Allied success in WWII was substantially due to the vast resource and manufacturing capability of the US. The US had the material and manufacturing capability to produce the needed equipment faster than enemies could destroy it, and had the ability to feed its population and the allies. Interviews with German soldiers who were in the battle for the Normandy beaches said that they knew the war was lost when they saw the seemingly endless streams of supply trucks arriving on the beaches.

The idea of global commerce, moving production to whatever location is cheapest has decimated US production capability. The US is now dependent upon shipments from distant countries. Fifty years ago, imports were from countries that were very good at some product or products. Cameras from Germany, watches from Switzerland, wine from France were a substantial part of international trade. Now, it is virtually everything. Merely finding a product to purchase that is not made somewhere in Asia is a daunting, if not impossible, process. In the US, people compete for jobs that don’t pay enough to pay for a reasonable place to live and food to eat. Employers use the competition they created by moving production to other places to keep pay low and working conditions less than good. With this, the House of Cards is teetering.

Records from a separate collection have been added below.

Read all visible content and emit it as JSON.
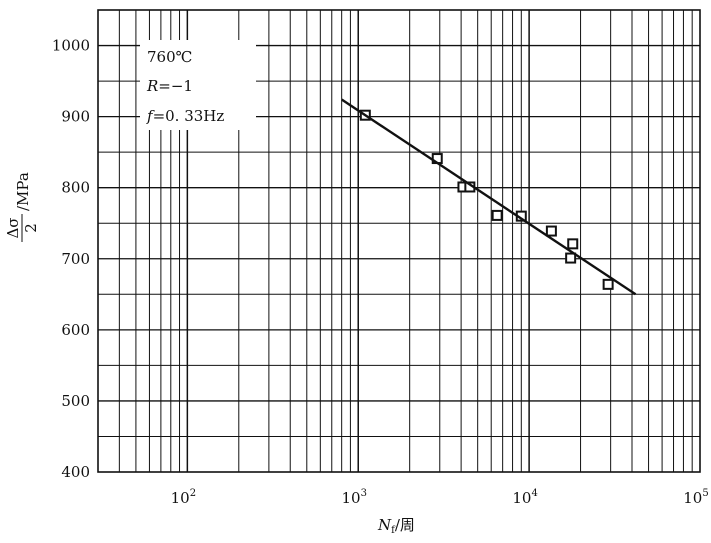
{
  "chart_data": {
    "type": "scatter",
    "xscale": "log",
    "xlim": [
      30,
      100000
    ],
    "ylim": [
      400,
      1050
    ],
    "grid": true,
    "x_tick_labels": [
      {
        "base": "10",
        "exp": "2",
        "value": 100
      },
      {
        "base": "10",
        "exp": "3",
        "value": 1000
      },
      {
        "base": "10",
        "exp": "4",
        "value": 10000
      },
      {
        "base": "10",
        "exp": "5",
        "value": 100000
      }
    ],
    "y_ticks": [
      400,
      500,
      600,
      700,
      800,
      900,
      1000
    ],
    "y_tick_labels": [
      "400",
      "500",
      "600",
      "700",
      "800",
      "900",
      "1000"
    ],
    "xlabel": {
      "symbol": "N",
      "sub": "f",
      "unit": "/周"
    },
    "ylabel": {
      "num": "Δσ",
      "den": "2",
      "unit": "/MPa"
    },
    "annotations": [
      {
        "text": "760℃"
      },
      {
        "italic": "R",
        "text": "=−1"
      },
      {
        "italic": "f",
        "text": "=0. 33Hz"
      }
    ],
    "series": [
      {
        "marker": "square",
        "points": [
          {
            "x": 1100,
            "y": 902
          },
          {
            "x": 2900,
            "y": 841
          },
          {
            "x": 4100,
            "y": 801
          },
          {
            "x": 4500,
            "y": 801
          },
          {
            "x": 6500,
            "y": 761
          },
          {
            "x": 9000,
            "y": 760
          },
          {
            "x": 13500,
            "y": 739
          },
          {
            "x": 17500,
            "y": 701
          },
          {
            "x": 18000,
            "y": 721
          },
          {
            "x": 29000,
            "y": 664
          }
        ]
      },
      {
        "style": "line",
        "points": [
          {
            "x": 800,
            "y": 924
          },
          {
            "x": 42000,
            "y": 650
          }
        ]
      }
    ]
  }
}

It doesn’t take much wind to blow over a highly stacked house of cards. Covid-19 was the breeze.

Production in Asia was stopped by Covid-19. The stopped production included medical equipment and supplies needed to control the pandemic in the US, substantially responsible for shutting down whatever economy was left (excluding the stock market).  Production restarted and resulted in a glut of shipments. People in the US have reached the last straw. Years of deteriorating working conditions and pay have resulted in trucking jobs that are hard to fill. Deregulated railroads only want the best-paying shipments: hundreds of containers being shipped thousands of miles. An increasing number of truckers (former truckers, actually) don’t want to handle the rest for a less than minimum wage job that gets them home every night…because they live in the truck, and home is wherever it stops.

Cliff’s Notes version: Containers pile up in the port for lack of drivers. Ships back up for lack of places on land to put the containers. Shipments back up in Asia for lack of containers to load them into because the containers are sitting in US ports or on ships that can’t get into the US ports. 

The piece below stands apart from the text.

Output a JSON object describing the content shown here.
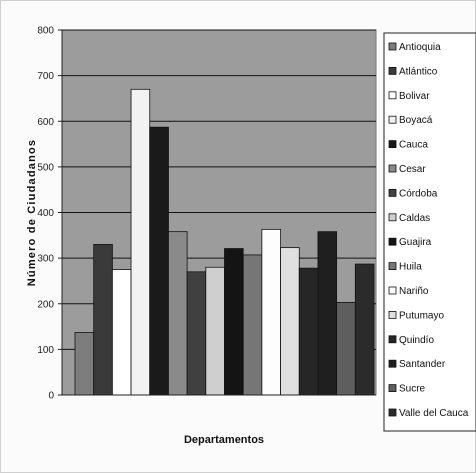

As a result of the Staggers Act deregulation, the railroad corporations are doing quite well, but at the expense of rail transportation. The US has the least utilized rail infrastructure in the developed world. Even Mozambique operates more trains per mile of track than the US.  

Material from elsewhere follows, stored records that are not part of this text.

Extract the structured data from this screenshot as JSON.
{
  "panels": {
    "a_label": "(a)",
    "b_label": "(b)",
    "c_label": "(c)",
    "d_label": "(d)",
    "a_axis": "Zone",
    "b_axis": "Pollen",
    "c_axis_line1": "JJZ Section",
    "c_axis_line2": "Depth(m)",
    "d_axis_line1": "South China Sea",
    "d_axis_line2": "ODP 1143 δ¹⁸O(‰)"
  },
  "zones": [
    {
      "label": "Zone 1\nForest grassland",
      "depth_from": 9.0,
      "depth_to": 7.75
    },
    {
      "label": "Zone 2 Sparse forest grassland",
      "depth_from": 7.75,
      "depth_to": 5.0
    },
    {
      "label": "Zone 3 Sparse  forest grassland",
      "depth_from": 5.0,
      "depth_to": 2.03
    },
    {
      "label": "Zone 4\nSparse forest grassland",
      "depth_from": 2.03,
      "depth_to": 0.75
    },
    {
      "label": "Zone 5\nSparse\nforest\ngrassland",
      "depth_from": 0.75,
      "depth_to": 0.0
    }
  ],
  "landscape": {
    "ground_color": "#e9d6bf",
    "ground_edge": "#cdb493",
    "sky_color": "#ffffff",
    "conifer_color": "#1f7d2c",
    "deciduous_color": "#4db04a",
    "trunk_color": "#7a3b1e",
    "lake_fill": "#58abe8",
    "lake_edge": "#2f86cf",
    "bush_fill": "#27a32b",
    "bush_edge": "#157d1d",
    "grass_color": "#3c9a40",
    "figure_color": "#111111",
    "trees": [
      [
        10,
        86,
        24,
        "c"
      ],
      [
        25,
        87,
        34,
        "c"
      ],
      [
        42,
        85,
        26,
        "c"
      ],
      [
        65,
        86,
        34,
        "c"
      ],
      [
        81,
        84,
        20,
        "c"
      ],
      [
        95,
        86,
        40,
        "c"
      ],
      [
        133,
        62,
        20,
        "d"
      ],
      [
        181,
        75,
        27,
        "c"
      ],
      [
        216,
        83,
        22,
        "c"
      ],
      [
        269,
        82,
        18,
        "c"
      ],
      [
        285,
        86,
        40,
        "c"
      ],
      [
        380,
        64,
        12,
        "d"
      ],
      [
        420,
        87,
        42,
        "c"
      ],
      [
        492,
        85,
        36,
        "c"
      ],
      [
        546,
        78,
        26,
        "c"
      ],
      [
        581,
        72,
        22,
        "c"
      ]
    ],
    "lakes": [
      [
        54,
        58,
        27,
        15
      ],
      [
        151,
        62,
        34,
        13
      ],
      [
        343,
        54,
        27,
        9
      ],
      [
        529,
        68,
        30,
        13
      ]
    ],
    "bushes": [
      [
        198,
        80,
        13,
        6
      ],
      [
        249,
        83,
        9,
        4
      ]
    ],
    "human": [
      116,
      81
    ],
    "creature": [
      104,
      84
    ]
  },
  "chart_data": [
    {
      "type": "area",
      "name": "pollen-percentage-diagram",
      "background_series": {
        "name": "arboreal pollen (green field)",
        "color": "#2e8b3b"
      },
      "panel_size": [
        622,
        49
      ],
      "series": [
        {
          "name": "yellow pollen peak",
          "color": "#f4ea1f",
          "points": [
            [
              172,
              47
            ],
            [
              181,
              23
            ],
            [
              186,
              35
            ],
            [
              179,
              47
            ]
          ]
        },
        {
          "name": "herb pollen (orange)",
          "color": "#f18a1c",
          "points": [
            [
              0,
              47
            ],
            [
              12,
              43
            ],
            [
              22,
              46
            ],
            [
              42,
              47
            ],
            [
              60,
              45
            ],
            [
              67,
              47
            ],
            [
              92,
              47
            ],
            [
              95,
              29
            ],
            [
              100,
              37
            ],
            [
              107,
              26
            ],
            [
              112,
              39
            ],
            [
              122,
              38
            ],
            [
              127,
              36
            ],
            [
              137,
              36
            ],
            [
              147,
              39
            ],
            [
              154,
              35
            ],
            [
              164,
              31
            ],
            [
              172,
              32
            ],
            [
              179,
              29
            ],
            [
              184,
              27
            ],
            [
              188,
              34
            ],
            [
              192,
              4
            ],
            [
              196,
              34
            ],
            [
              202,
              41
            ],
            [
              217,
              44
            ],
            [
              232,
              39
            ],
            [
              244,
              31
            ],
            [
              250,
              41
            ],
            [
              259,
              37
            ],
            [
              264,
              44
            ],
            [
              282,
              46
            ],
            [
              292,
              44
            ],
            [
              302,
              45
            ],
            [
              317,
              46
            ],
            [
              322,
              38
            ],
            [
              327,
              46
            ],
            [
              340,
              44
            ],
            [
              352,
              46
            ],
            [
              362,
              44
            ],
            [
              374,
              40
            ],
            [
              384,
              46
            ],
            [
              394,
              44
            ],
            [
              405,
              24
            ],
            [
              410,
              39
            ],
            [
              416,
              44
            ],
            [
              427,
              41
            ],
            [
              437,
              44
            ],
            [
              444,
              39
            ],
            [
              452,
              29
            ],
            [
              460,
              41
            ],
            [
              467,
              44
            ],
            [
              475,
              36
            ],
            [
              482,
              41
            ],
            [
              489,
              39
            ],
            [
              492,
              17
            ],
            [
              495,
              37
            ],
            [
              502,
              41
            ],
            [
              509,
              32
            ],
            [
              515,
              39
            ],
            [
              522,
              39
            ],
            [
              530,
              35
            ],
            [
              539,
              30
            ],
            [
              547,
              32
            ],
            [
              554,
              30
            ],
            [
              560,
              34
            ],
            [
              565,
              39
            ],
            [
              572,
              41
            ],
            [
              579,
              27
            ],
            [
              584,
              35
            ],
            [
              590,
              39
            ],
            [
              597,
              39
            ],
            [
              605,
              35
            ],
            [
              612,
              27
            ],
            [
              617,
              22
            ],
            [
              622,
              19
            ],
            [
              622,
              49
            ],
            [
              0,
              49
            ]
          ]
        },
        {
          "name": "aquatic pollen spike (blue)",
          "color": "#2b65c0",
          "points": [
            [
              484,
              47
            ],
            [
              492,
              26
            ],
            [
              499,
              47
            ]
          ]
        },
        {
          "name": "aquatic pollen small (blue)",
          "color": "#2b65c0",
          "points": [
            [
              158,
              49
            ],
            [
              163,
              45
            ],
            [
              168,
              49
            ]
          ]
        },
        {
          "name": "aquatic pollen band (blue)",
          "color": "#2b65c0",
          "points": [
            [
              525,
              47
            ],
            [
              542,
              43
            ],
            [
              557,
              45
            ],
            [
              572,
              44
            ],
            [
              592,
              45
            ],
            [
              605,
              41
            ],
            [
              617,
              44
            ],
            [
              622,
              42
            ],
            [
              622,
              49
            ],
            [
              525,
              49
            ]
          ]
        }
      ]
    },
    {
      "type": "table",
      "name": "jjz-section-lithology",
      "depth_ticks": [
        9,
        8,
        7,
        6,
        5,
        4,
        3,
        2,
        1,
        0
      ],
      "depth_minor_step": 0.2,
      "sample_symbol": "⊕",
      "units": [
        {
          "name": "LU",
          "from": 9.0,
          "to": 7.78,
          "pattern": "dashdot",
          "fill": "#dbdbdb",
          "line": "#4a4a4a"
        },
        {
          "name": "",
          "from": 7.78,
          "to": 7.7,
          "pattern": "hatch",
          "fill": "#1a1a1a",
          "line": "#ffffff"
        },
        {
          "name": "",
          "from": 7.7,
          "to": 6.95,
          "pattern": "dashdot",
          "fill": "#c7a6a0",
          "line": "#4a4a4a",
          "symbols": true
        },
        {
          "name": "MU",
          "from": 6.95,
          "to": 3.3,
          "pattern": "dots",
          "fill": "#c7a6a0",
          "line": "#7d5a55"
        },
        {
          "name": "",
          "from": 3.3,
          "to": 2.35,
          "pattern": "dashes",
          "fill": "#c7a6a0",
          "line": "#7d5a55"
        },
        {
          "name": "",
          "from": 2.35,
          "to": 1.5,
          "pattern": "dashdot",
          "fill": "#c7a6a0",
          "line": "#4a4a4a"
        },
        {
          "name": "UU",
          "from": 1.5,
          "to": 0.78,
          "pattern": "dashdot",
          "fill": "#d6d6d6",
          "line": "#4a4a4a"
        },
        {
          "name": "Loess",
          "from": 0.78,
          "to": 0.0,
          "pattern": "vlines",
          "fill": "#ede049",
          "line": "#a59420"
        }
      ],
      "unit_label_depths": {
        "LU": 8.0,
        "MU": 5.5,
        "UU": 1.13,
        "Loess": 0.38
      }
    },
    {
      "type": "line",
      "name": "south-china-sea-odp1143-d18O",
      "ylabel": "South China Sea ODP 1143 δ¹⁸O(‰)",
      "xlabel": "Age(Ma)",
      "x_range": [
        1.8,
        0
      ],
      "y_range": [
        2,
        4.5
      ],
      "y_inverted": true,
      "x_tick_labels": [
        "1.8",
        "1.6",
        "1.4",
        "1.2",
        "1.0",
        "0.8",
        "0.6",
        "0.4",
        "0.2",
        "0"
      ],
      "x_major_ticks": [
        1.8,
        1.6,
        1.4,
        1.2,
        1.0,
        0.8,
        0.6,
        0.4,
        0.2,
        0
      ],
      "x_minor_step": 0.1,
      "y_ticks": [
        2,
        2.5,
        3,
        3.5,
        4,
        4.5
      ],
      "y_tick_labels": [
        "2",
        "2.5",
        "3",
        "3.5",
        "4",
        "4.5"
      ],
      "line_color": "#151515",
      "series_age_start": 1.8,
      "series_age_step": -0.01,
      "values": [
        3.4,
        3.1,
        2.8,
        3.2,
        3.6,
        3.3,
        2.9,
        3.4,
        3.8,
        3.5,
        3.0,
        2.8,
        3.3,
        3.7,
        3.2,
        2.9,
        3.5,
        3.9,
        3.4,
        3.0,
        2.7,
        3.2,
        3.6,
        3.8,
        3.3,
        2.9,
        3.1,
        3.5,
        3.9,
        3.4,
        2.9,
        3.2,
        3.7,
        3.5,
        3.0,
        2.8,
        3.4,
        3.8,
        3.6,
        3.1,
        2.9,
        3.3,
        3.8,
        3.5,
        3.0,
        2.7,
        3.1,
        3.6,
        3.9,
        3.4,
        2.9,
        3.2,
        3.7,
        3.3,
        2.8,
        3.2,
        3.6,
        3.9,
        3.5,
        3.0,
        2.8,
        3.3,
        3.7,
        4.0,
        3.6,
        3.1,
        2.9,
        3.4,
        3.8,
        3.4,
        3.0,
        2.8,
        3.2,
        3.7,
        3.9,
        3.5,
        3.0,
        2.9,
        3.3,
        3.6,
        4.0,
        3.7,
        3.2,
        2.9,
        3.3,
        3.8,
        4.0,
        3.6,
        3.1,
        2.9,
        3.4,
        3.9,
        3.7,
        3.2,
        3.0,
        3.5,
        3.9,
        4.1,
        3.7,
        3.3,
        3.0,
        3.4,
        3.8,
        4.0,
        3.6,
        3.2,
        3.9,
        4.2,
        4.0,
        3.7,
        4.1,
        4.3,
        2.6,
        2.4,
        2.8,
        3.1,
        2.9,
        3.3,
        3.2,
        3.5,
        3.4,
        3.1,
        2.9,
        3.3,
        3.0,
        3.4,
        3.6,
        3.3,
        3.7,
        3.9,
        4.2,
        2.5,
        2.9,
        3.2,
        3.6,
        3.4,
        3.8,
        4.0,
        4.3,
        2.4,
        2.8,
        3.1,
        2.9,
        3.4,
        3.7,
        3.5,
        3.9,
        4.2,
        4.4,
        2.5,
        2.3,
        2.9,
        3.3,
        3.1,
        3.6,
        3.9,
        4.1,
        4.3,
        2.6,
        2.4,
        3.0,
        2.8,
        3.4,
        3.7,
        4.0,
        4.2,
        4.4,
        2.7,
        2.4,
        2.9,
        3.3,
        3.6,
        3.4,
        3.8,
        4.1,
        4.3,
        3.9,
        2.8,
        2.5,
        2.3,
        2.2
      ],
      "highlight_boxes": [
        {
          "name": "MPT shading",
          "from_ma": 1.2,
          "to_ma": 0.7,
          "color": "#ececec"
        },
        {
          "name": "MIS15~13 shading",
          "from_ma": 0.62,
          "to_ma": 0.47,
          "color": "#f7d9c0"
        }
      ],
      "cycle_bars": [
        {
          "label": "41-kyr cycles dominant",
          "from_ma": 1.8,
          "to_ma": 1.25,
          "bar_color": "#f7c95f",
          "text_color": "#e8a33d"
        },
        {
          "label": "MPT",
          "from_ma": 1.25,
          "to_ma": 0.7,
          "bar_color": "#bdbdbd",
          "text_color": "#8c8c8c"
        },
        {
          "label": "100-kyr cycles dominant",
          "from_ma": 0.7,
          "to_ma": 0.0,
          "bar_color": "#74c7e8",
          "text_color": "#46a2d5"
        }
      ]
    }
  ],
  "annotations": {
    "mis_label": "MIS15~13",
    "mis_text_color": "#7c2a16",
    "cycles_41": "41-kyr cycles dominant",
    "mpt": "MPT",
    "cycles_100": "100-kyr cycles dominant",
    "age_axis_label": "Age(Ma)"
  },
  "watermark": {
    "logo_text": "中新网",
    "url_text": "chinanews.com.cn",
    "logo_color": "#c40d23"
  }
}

Three steps that will have a great effect on the situation are

  • ensuring that rail transportation is readily available for all shipments that can be moved by rail,
  • better pay and working conditions for truckers,
  • returning a substantial amount of manufacturing to the US, reducing the dependence on shipments from other countries.

The manager of a rail traffic control center in Germany described his job as maximizing the number of trains operating on his area of the rail network. US managers constantly strive for the goal of minimizing the number of trains they run. The goal in the US would change were the infrastructure a source of revenue instead of expense and sunk cost.

Important to implementing the three steps is separating rail infrastructure from rail transportation and establishing a schedule of fixed conditions and rates for the use of infrastructure, like a toll road for trains. The European Union determined 30 years ago that such an arrangement would be effective in improving rail transportation. With that step in the US, many truckers would be able to move from a life on the road, wandering about the country for weeks on end and occasionally spending a day at whatever place they call home, to spending the day moving shipments between railroads and off-railroad points and returning to their home at the end of the workday instead of retiring to the little room behind the driver’s seat.